Theresa May suggested during the referendum campaign that she supported withdrawal from the European Convention on Human Rights. The immediate prospect of this has receded, the government is busy enough with Brexit, but how this would be done, and the difference from Brexit, is another way of showing why the High Court got the Article 50 decision wrong.
Article 58 of the Convention provides
Denunciation
1. A High Contracting Party may denounce the present Convention only after the expiry of five years from the date on which it became a party to it and after six months’ notice contained in a notification addressed to the Secretary General of the Council of Europe, who shall inform the other High Contracting Parties
Only one state, Greece under the generals in 1969, has ever invoked this provision. The relevant actor for the UK in international law is, as for all states, its government. If the UK government gave such notice, six months later the Convention would cease to apply to the United Kingdom in relation to subsequent acts and we would no longer be within the jurisdiction of the court.
What would be the impact in UK domestic law if that were all that were done?
Nothing.
The Human Rights Act
The Human Rights Act requires UK courts to seek to interpret legislation in a way that s compatible with Convention rights, and makes it unlawful for public bodies to act in a way that is incompatible with them. The relevant rights are set out in Schedule 1 of that Act. The UK’s withdrawal from the Convention would have no impact upon this. The Convention binds signatory states in international law. The rights we have as individuals as a matter of UK domestic law are not contingent upon their continued existence. The Human Rights Act and all the rights incorporated by it continue to apply until it is repealed. The government cannot, through its prerogative action, overturn our statutory rights. Nowhere in the Human Rights Act is it stated that the applicable rights are dependent upon the UK’s continued accession to the European Convention.

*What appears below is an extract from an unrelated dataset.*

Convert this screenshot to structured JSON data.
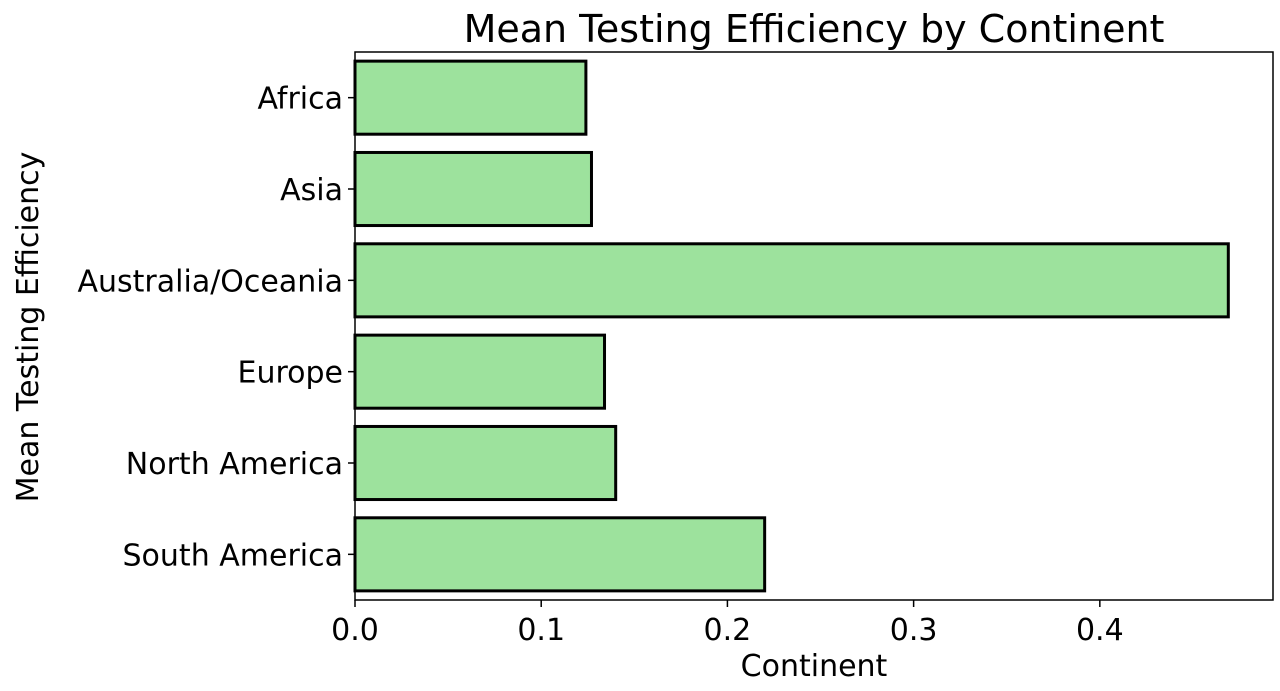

If the Human Rights Act were repealed, while the UK remained a signatory to the Convention, the UK would subsequently be found repeatedly in violation of Article 13 (“right to an effective remedy”). The reason that Article is not included in Schedule 1 is that the Human Rights Act itself is what ensures that the UK has an effective remedy for Convention violations before its domestic courts.
The European Communities Act
The European Communities Act is quite different. It does not set out what the rights that are created under EU law that are given force are. Rather it incorporates them by reference, and they change (“from time to time”). If therefore EU law ceases to apply to the United Kingdom it ceases to be incorporated by the European Communities Act.
The reason why notice under Article 50, and the expiry of 2 years, operates to terminate EU law as incorporated into UK law is because that is what the European Communities Act says. The prerogative is not being used to repeal any statutory rights. There would be no need to repeal the European Communities Act at all.
If the European Communities Act were repealed, without notice under Article 50 being given, this would place the UK in violation of international law: it would have broken what is now the Treaty of the European Union.
Fortunately, nobody rational now seems to be suggesting that as a way forward.